Brush color on your brows - or where they were - slightly lighter than you think because it can very quickly look mad. When you first start, ask someone else to make sure you haven't turned yourself into Salvador Dali or Lucille Ball in the early 60s.

Most people undergoing cancer treatments become very skinny. Like 14 year-old bones sticking out scrawny. If you were never slim before, this is the silver lining. And here is your chance to try layering! While I'd recommend choosing fabrics that are very smooth and soft so as not to irritate your skin further, I used to start with a very thin, soft cotton t-shirt underneath everything because it gave me more options. I also found that a thin pair of cotton leggings under a loose shirt or dress were useful - because there were so many instances during treatment where one had to undress one part of the body or another. With layers like that, you could reveal an arm, a hand, a foot or a leg without leaving the rest of yourself exposed. That way, you feel like you maintain a level of dignity.

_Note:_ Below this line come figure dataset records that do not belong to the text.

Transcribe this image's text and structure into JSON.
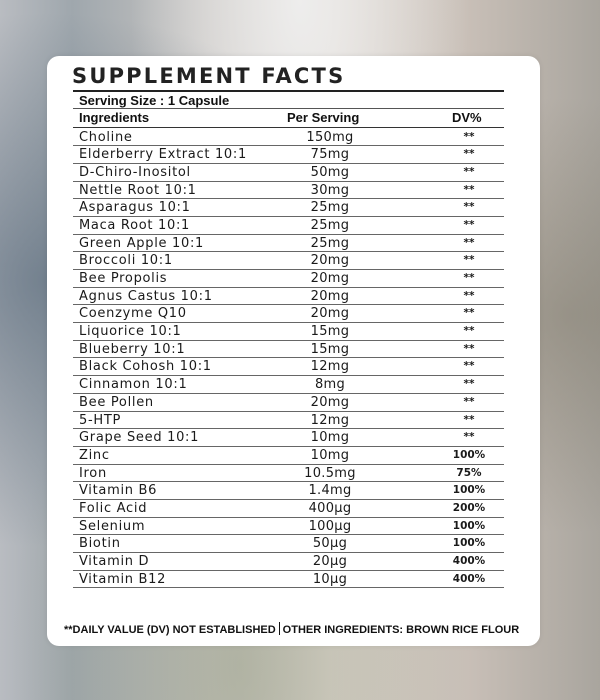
{
  "label": {
    "title": "SUPPLEMENT FACTS",
    "serving_size": "Serving Size : 1 Capsule",
    "headers": {
      "ingredients": "Ingredients",
      "per_serving": "Per Serving",
      "dv": "DV%"
    },
    "rows": [
      {
        "name": "Choline",
        "amount": "150mg",
        "dv": "**"
      },
      {
        "name": "Elderberry Extract 10:1",
        "amount": "75mg",
        "dv": "**"
      },
      {
        "name": "D-Chiro-Inositol",
        "amount": "50mg",
        "dv": "**"
      },
      {
        "name": "Nettle Root 10:1",
        "amount": "30mg",
        "dv": "**"
      },
      {
        "name": "Asparagus 10:1",
        "amount": "25mg",
        "dv": "**"
      },
      {
        "name": "Maca Root 10:1",
        "amount": "25mg",
        "dv": "**"
      },
      {
        "name": "Green Apple 10:1",
        "amount": "25mg",
        "dv": "**"
      },
      {
        "name": "Broccoli 10:1",
        "amount": "20mg",
        "dv": "**"
      },
      {
        "name": "Bee Propolis",
        "amount": "20mg",
        "dv": "**"
      },
      {
        "name": "Agnus Castus 10:1",
        "amount": "20mg",
        "dv": "**"
      },
      {
        "name": "Coenzyme Q10",
        "amount": "20mg",
        "dv": "**"
      },
      {
        "name": "Liquorice 10:1",
        "amount": "15mg",
        "dv": "**"
      },
      {
        "name": "Blueberry 10:1",
        "amount": "15mg",
        "dv": "**"
      },
      {
        "name": "Black Cohosh 10:1",
        "amount": "12mg",
        "dv": "**"
      },
      {
        "name": "Cinnamon 10:1",
        "amount": "8mg",
        "dv": "**"
      },
      {
        "name": "Bee Pollen",
        "amount": "20mg",
        "dv": "**"
      },
      {
        "name": "5-HTP",
        "amount": "12mg",
        "dv": "**"
      },
      {
        "name": "Grape Seed 10:1",
        "amount": "10mg",
        "dv": "**"
      },
      {
        "name": "Zinc",
        "amount": "10mg",
        "dv": "100%"
      },
      {
        "name": "Iron",
        "amount": "10.5mg",
        "dv": "75%"
      },
      {
        "name": "Vitamin B6",
        "amount": "1.4mg",
        "dv": "100%"
      },
      {
        "name": "Folic Acid",
        "amount": "400µg",
        "dv": "200%"
      },
      {
        "name": "Selenium",
        "amount": "100µg",
        "dv": "100%"
      },
      {
        "name": "Biotin",
        "amount": "50µg",
        "dv": "100%"
      },
      {
        "name": "Vitamin D",
        "amount": "20µg",
        "dv": "400%"
      },
      {
        "name": "Vitamin B12",
        "amount": "10µg",
        "dv": "400%"
      }
    ],
    "footnote_left": "**DAILY VALUE (DV) NOT ESTABLISHED",
    "footnote_right": "OTHER INGREDIENTS: BROWN RICE FLOUR"
  }
}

Since I live in New York City AND I didn't want to have to buy an entirely new wardrobe before, during and after treatment, I chose most stuff in neutral colors - black, white and gray - with accents in red or blue. I added a bright pop of color near the face - a scarf or hat -  to cheer myself up.

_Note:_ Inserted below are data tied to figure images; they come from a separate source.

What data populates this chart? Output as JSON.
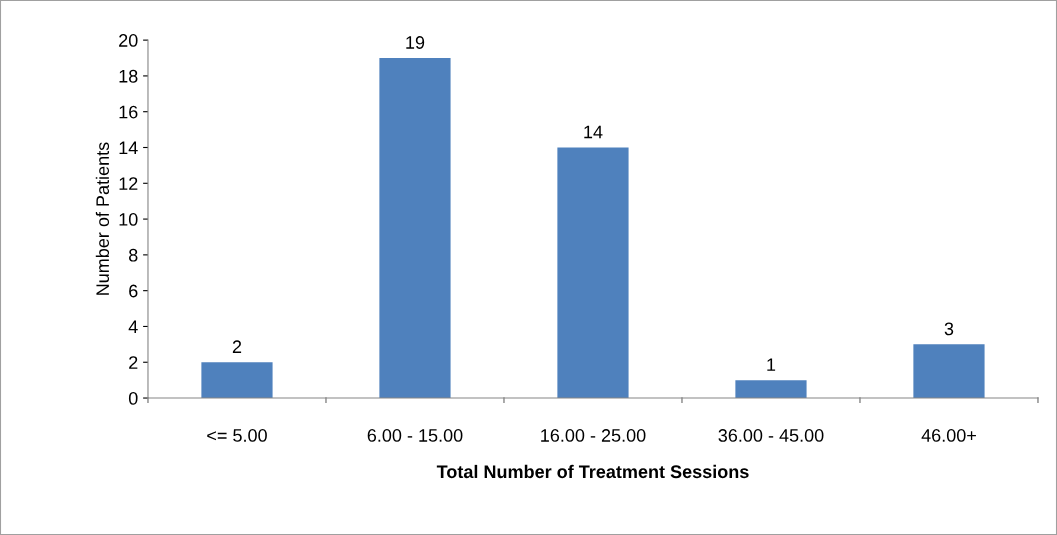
{
  "chart_data": {
    "type": "bar",
    "xlabel": "Total Number of Treatment Sessions",
    "ylabel": "Number of Patients",
    "categories": [
      "<= 5.00",
      "6.00 - 15.00",
      "16.00 - 25.00",
      "36.00 - 45.00",
      "46.00+"
    ],
    "values": [
      2,
      19,
      14,
      1,
      3
    ],
    "color": "#4f81bd",
    "ylim": [
      0,
      20
    ],
    "yticks": [
      0,
      2,
      4,
      6,
      8,
      10,
      12,
      14,
      16,
      18,
      20
    ],
    "grid": false,
    "legend": false,
    "data_labels": true
  }
}
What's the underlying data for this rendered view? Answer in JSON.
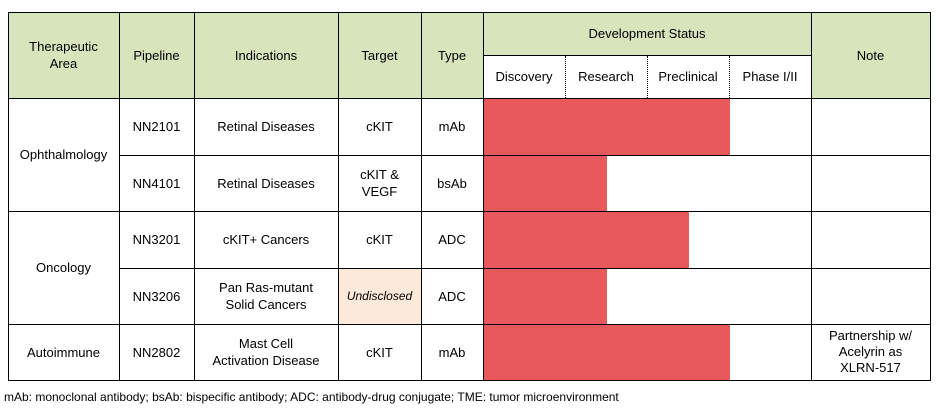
{
  "headers": {
    "therapeutic_area": "Therapeutic\nArea",
    "pipeline": "Pipeline",
    "indications": "Indications",
    "target": "Target",
    "type": "Type",
    "development_status": "Development Status",
    "note": "Note",
    "stages": [
      "Discovery",
      "Research",
      "Preclinical",
      "Phase I/II"
    ]
  },
  "areas": [
    "Ophthalmology",
    "Oncology",
    "Autoimmune"
  ],
  "rows": [
    {
      "pipeline": "NN2101",
      "indication": "Retinal Diseases",
      "target": "cKIT",
      "type": "mAb",
      "progress_stages": 3.0,
      "note": ""
    },
    {
      "pipeline": "NN4101",
      "indication": "Retinal Diseases",
      "target": "cKIT &\nVEGF",
      "type": "bsAb",
      "progress_stages": 1.5,
      "note": ""
    },
    {
      "pipeline": "NN3201",
      "indication": "cKIT+ Cancers",
      "target": "cKIT",
      "type": "ADC",
      "progress_stages": 2.5,
      "note": ""
    },
    {
      "pipeline": "NN3206",
      "indication": "Pan Ras-mutant\nSolid Cancers",
      "target": "Undisclosed",
      "type": "ADC",
      "progress_stages": 1.5,
      "note": ""
    },
    {
      "pipeline": "NN2802",
      "indication": "Mast Cell\nActivation Disease",
      "target": "cKIT",
      "type": "mAb",
      "progress_stages": 3.0,
      "note": "Partnership w/\nAcelyrin as\nXLRN-517"
    }
  ],
  "colors": {
    "header_bg": "#d8e4bc",
    "progress_bar": "#e8595c",
    "undisclosed_bg": "#fde9d9"
  },
  "footer": "mAb: monoclonal antibody; bsAb: bispecific antibody; ADC: antibody-drug conjugate; TME: tumor microenvironment"
}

In terms of fragrance, when you really look odd, it's nice to smell sweet. A lot of people find that chemotherapy and/or radiation makes them nauseated and sensitive to smells, especially artificial ones. I found that, at my most nauseated, the scent of natural grapefruit oil was fresh and clean smelling. Lavender and Rosemary - but the natural oils, not the fake stuff - have a green, camphorousness that can cut through the nausea. They are both also calming and antibacterial. Personally, I also found natural rose and jasmine oils very soothing as well as sexy (and not much made me feel sexy at that time).

My suggestion is to go to health food store or natural aromatherapy place and test out some of the oils. Or ask people to bring you a few. Try a tiny bit on your wrist and leave it on for a while. Or put it on a sweater or sweatshirt. See if it smells nice or it makes you feel sick as the day goes on. If you can't handle any scented products at all, don't worry about it. But given the endocrine interruptors and other nasty effects of synthetic fragrance, I'd recommend you avoid them all together.

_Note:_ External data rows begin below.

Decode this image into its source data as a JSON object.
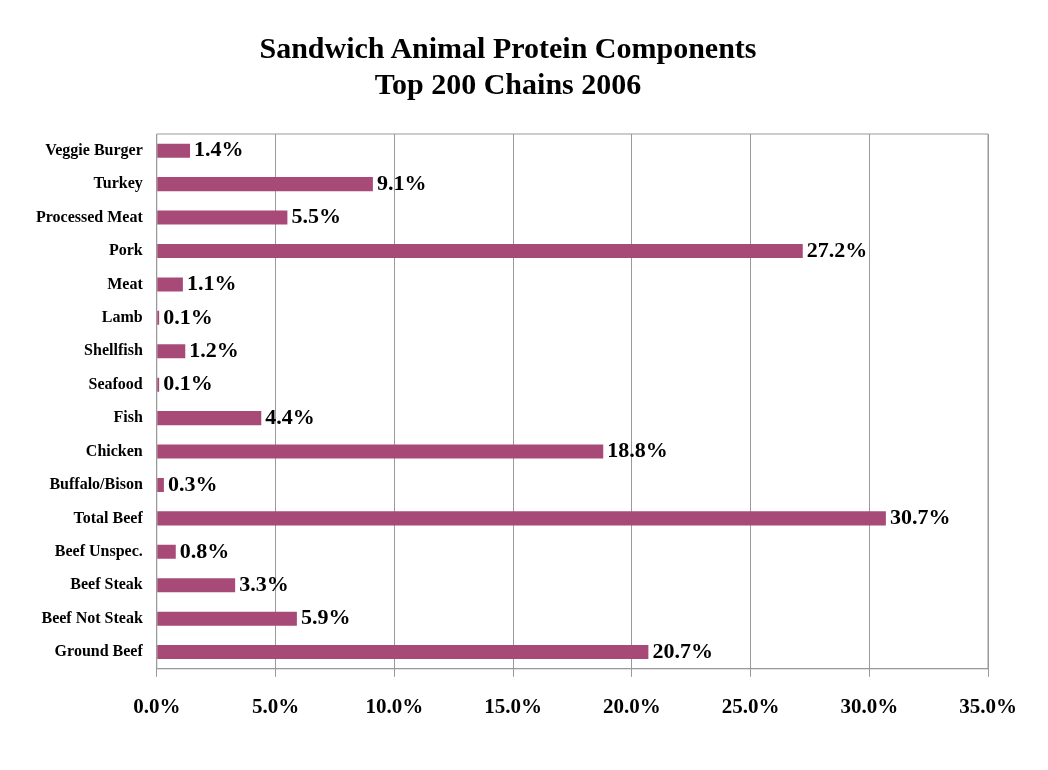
{
  "chart_data": {
    "type": "bar",
    "orientation": "horizontal",
    "title": "Sandwich Animal Protein Components\nTop 200 Chains 2006",
    "categories": [
      "Veggie Burger",
      "Turkey",
      "Processed Meat",
      "Pork",
      "Meat",
      "Lamb",
      "Shellfish",
      "Seafood",
      "Fish",
      "Chicken",
      "Buffalo/Bison",
      "Total Beef",
      "Beef Unspec.",
      "Beef Steak",
      "Beef Not Steak",
      "Ground Beef"
    ],
    "values": [
      1.4,
      9.1,
      5.5,
      27.2,
      1.1,
      0.1,
      1.2,
      0.1,
      4.4,
      18.8,
      0.3,
      30.7,
      0.8,
      3.3,
      5.9,
      20.7
    ],
    "value_labels": [
      "1.4%",
      "9.1%",
      "5.5%",
      "27.2%",
      "1.1%",
      "0.1%",
      "1.2%",
      "0.1%",
      "4.4%",
      "18.8%",
      "0.3%",
      "30.7%",
      "0.8%",
      "3.3%",
      "5.9%",
      "20.7%"
    ],
    "color": "#a84a78",
    "xlim": [
      0,
      35
    ],
    "xticks": [
      {
        "value": 0,
        "label": "0.0%"
      },
      {
        "value": 5,
        "label": "5.0%"
      },
      {
        "value": 10,
        "label": "10.0%"
      },
      {
        "value": 15,
        "label": "15.0%"
      },
      {
        "value": 20,
        "label": "20.0%"
      },
      {
        "value": 25,
        "label": "25.0%"
      },
      {
        "value": 30,
        "label": "30.0%"
      },
      {
        "value": 35,
        "label": "35.0%"
      }
    ],
    "grid": "x",
    "legend": false
  }
}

Also, look at the products in your bathroom. Shampoos, conditioners, bodywash, soaps and lotions can all irritate the skin and eyes - and they also penetrate the skin and enter the bloodstream. I would go as natural as you can manage. I used Dr. Bronner's Lavender soap (I didn't need shampoo), a natural toothpaste with no fluoride (another possible carcinogen) and food grade sweet almond oil or coconut oil on my body after bathing. Then I rubbed on a little natural flower oil. I used a Weleda's natural deodorant made mostly from baking soda and it seemed to work well.

If you are getting radiation, I recommend a 20-30 minute soak in 1 cup of epsom salt, 1/2 cup of baking soda and 1/2 cup of natural sea salt after treatment. Then take a shower afterwards.

I made a big effort to reduce the plastic bottles and artificial cleaning products - all my years of swimming laps made me adore the chlorine smell of Clorox Clean-Up - but you can get much less toxic cleaners made of hydrogen peroxide and they are just as effective at killing germs.

I did not wear a wig because I found them itchy, expensive and ugly. (Plus, I have fond memories of Sinead O'Connor and the model Eve as bad ass b@#ches). Since I underwent chemotherapy from October til February, I was partial to some extremely soft cashmere beanies made by Meg Cohen. These are the nicest, thickest cashmere I have ever felt and they are locally-made by the nicest person. It's a tiny business that behaves with the best ethics.

Think about it this way, if you are going to have something close to your skin (and your crown chakra), make sure it has good energy!